Moody's : L'accord entre le gouvernement et l'UGTT est un pas vers un deal avec le FMI, mais les obstacles persistent

L'agence de noation Moody's est reveue sur  l'accord entre le gouvernement tunisien (Caa1 négatif) et l'Union générale tunisienne du travail (UGTT), principale organisation syndicale du pays, sur une hausse des salaires dans le secteur public pour les trois prochaines années, une étape clé, selon l'agence, vers un nouveau programme d'appui financier avec le FMI. Un deal avec le fonds est crucial pour couvrir les besoins de financement élevés, estimés à 15-20 % du PIB par an jusqu'en 2025, compte tenu des conditions de financement intérieur et extérieur difficiles selon l'agence. 
 
Le gouvernement et l'UGTT se sont mis d'accord sur une augmentation annuelle pouvant aller jusqu'à 5%, qui sera effective à partir de 2023 , mettant en œuvre une modeste maîtrise de la masse salariale en termes réels selon les prévisions d'inflation à moyen terme établies par Moody's. Selon l'agence, le rôle du gouvernement en tant qu'employeur de dernier recours s'est traduit par des ajouts constants d'effectifs et de salaires dans le secteur public, la réduction de la très importante masse salariale de la fonction publique, qui s’élevait à 15,4% du PIB en 2021, est  politiquement difficile sans le soutien de l'UGTT, note Moody's.
 
De son coté, le FMI avait précédemment appelé à un large consensus impliquant les partenaires sociaux et d'autres parties prenantes, avec un engagement à soutenir les réformes.
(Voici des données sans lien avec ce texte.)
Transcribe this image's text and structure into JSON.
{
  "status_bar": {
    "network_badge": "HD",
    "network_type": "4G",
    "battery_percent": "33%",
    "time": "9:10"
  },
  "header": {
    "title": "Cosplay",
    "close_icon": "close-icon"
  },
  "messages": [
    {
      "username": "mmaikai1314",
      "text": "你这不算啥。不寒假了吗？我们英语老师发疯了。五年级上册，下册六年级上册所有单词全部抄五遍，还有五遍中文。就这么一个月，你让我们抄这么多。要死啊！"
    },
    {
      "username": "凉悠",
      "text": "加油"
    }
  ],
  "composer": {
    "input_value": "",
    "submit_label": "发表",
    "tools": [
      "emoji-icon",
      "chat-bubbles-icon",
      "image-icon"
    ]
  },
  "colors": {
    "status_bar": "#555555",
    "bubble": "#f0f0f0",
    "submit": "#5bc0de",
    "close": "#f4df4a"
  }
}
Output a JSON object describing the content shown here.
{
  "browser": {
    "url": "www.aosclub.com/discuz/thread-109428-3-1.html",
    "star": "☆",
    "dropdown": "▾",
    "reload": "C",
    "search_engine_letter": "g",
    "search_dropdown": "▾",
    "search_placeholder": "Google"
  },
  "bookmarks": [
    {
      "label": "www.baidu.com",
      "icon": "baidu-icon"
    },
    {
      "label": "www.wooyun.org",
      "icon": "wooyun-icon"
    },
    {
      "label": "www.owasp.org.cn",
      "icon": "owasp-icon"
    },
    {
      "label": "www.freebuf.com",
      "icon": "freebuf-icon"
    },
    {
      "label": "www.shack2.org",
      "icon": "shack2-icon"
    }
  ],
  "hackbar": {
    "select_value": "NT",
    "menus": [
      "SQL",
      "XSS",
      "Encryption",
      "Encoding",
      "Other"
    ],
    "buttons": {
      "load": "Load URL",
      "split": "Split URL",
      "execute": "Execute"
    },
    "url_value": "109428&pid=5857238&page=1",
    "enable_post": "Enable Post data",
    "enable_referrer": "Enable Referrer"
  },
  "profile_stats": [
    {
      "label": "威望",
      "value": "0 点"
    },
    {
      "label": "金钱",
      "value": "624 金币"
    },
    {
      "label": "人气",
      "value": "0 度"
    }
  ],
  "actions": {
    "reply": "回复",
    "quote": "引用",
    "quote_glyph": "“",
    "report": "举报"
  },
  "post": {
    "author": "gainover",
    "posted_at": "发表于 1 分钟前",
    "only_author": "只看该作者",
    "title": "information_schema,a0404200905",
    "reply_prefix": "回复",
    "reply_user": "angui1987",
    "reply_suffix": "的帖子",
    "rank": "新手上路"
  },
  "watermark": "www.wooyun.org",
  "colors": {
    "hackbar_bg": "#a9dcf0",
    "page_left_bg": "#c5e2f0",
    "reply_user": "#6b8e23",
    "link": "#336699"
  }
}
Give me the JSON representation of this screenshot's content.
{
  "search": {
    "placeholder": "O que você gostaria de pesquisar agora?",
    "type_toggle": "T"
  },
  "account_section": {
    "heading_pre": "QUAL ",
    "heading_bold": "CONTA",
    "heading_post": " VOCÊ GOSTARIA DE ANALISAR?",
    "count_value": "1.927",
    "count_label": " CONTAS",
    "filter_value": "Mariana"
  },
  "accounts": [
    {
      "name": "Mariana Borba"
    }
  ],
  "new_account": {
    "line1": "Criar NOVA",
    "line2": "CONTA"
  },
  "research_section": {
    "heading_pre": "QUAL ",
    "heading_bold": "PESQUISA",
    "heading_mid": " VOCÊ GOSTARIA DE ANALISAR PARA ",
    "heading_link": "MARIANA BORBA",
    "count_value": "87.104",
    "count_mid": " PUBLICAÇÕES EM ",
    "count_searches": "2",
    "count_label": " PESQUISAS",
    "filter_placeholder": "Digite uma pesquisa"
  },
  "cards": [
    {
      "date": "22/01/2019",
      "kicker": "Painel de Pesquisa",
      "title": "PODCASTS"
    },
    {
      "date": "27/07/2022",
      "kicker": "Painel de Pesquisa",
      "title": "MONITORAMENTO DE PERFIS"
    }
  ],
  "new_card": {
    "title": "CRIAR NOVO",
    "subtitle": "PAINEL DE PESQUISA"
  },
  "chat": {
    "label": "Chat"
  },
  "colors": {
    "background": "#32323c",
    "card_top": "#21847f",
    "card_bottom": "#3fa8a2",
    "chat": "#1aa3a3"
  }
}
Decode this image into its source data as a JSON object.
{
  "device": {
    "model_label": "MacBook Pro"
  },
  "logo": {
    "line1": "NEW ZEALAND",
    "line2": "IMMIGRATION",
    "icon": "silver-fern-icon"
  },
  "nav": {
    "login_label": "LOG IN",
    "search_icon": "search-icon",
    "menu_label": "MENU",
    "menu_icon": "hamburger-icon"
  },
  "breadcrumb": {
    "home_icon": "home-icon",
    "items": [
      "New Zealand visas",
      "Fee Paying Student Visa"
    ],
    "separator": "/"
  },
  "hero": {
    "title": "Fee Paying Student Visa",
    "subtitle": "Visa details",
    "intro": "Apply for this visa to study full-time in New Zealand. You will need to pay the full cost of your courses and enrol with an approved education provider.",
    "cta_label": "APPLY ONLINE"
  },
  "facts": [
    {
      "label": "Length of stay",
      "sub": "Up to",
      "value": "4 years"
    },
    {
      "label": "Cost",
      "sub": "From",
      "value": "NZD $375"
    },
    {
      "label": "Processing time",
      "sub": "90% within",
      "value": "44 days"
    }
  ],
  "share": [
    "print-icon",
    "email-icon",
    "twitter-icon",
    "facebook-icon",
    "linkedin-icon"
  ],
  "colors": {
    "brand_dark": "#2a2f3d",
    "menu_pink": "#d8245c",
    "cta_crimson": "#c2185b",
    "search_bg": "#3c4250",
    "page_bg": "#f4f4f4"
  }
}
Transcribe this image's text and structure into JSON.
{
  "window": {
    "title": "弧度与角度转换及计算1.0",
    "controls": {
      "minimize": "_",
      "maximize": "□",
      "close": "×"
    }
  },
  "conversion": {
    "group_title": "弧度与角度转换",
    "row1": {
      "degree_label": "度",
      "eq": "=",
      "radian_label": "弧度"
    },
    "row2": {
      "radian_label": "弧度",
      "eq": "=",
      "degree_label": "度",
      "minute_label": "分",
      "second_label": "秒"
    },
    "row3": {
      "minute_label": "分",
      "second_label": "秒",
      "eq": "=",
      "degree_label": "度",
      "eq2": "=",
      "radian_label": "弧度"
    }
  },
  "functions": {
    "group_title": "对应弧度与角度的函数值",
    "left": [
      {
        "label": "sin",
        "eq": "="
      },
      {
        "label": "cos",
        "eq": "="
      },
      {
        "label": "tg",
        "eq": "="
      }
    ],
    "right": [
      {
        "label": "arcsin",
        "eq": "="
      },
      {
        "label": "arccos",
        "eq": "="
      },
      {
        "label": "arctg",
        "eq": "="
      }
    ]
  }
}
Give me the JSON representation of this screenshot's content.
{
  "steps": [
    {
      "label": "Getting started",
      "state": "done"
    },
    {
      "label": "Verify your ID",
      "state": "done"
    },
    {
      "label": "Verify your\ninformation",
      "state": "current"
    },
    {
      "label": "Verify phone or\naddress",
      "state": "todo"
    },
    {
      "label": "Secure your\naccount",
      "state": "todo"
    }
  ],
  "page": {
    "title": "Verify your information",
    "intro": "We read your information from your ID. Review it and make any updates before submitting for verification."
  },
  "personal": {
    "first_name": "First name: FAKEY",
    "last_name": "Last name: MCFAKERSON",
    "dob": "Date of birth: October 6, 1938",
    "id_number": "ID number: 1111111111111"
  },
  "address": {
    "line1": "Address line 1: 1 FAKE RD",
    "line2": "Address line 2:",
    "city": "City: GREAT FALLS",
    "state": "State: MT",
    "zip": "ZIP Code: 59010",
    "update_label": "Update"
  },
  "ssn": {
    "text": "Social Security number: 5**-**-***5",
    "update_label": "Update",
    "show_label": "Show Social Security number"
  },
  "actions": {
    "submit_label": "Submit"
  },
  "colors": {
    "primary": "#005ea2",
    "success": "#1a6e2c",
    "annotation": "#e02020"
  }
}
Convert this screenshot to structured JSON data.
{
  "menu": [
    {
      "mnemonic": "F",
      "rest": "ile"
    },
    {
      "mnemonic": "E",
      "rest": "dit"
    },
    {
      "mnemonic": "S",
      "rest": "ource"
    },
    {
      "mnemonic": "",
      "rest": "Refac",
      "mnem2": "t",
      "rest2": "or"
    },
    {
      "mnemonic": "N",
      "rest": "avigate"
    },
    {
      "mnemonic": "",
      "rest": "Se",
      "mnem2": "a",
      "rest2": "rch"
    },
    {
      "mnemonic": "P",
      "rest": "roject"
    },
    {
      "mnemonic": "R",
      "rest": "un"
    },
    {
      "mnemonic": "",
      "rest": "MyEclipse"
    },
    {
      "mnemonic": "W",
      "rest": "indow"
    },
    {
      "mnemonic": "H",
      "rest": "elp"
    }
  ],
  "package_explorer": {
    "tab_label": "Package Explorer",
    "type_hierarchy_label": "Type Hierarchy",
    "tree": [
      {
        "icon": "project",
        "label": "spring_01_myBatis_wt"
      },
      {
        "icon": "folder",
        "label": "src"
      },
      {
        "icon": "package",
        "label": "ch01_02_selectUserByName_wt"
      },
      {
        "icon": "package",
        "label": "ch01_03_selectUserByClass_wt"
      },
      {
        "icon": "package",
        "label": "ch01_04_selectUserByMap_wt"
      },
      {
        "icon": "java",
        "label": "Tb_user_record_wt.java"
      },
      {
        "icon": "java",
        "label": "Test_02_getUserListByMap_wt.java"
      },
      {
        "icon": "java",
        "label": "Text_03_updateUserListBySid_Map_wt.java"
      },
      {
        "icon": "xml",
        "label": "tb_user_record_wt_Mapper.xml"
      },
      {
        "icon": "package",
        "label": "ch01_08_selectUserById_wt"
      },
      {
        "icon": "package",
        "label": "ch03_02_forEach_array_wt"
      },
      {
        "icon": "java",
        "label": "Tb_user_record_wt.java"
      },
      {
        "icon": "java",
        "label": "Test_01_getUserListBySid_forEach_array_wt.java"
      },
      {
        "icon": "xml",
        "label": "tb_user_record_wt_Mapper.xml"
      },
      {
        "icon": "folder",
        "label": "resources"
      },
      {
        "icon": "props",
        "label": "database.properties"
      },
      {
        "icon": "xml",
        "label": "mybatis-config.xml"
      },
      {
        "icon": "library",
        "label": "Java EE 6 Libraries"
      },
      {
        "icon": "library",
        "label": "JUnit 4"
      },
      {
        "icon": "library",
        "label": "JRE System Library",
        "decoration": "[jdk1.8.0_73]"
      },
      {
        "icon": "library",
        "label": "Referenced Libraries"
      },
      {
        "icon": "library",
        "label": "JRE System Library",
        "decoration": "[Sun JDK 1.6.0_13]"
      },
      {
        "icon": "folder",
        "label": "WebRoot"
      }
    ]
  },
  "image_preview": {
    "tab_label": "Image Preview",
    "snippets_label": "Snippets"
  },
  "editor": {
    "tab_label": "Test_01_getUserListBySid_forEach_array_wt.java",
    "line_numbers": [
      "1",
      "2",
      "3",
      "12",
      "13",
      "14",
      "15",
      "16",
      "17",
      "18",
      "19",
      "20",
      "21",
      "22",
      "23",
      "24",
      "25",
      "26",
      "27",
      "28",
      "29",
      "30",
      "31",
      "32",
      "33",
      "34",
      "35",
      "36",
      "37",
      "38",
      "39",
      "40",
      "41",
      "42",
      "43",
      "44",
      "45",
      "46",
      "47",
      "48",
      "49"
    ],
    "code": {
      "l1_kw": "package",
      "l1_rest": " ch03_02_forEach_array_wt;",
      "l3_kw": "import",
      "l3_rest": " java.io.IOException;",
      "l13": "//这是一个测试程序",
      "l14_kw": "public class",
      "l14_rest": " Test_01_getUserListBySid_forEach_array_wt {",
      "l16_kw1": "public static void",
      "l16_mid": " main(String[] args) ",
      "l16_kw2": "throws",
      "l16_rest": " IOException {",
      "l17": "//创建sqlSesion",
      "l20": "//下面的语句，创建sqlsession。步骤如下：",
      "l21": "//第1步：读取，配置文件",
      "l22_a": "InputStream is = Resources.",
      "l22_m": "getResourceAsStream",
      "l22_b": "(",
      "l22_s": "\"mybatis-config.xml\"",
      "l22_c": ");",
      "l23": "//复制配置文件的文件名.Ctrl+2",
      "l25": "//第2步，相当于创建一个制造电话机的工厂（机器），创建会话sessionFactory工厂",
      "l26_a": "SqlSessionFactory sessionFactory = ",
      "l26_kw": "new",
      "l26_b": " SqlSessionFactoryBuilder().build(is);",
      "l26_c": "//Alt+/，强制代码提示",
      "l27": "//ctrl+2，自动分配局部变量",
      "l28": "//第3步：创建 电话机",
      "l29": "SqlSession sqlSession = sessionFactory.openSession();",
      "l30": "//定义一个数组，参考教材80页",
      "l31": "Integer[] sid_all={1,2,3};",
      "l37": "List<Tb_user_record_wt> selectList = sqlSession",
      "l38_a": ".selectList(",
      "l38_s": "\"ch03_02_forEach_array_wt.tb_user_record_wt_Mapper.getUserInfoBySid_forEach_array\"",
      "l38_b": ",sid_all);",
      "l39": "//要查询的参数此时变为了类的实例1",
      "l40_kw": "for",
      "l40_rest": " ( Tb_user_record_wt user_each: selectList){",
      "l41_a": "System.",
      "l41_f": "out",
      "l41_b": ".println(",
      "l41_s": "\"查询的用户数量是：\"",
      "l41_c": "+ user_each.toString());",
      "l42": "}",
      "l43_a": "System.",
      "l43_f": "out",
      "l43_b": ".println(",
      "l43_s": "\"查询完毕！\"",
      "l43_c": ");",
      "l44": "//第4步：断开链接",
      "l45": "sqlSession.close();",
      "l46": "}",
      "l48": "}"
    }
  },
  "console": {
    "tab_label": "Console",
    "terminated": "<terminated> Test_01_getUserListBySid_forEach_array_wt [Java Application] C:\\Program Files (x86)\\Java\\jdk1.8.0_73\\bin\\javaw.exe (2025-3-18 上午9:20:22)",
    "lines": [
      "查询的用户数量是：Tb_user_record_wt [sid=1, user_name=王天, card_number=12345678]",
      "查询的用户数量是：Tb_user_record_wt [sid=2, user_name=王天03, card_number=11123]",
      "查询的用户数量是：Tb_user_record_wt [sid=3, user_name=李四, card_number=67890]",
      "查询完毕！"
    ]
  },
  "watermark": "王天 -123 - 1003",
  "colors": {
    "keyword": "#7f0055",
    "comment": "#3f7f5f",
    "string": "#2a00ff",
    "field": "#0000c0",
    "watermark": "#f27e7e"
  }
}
Les tensions sociales récurrentes de la dernière décennie sur fond de croissance et de création d'emplois faibles, outre une gouvernance affaiblie par le paysage politique fragmenté, ont réduit la capacité des gouvernements successifs à mettre en œuvre les réformes et remédier aux déséquilibres financiers.
 
Selon Moody's les tendances budgétaires ont été relativement favorables depuis le début de l'année, avec des données d'exécution préliminaires montrant un léger déficit équivalent à environ 0,3% du PIB, au premier semestre de l'année, grâce à la hausse des recettes et à la relative maîtrise de la masse salariale et des dépenses du secteur public. Cependant, Moody's s'attend à ce que le déficit budgétaire se creuse sur le reste de l'année, pour atteindre 8,6% du PIB sur l'ensemble de 2022, avec l'impact significatif de la forte augmentation des prix de l'énergie et des denrées alimentaires sur la facture des subventions.
 
Parallélement, Moody's prévoit un déficit du compte courant à près de 10% du PIB cette année, après avoir baissé à 5,9% du PIB en 2021. Les Données publiées par l'Institut National de la Statistique montrent que le déficit du commerce extérieur des biens s'est creusé de 61% en termes annuels au cours des huit premiers mois de cette année, atteignant 12% du PIB. Les réserves de change de la Tunisie, qui s'élevaient à 7,7 milliards de dollars en août, ont relativement résisté, avec des avoirs nets en devises couvrant 111 jours d'importations selon les données de la banque centrale, une dynamique défavorable de la balance des paiements pourrait toutefois rapidement faire pression sur le matelas de change en l'absence d'un accord rapide sur un nouveau programme avec le FMI, note le rapport de Moody's.
 
Après l'accord entre l'UGTT et le gouvernement, le FMI pourrait maintenant demander de nouveaux engagements sur d'autres domaines de réformes, y compris la restructuration des entreprises publiques déficitaires et la suppression progressive des subventions à la consommation au profit de transferts financiers plus ciblés, le degré de consensus parmi les parties prenantes et les groupes d'intérêts sociaux sur ces réformes reste à ce jour incertain, souligne l'agence de notation.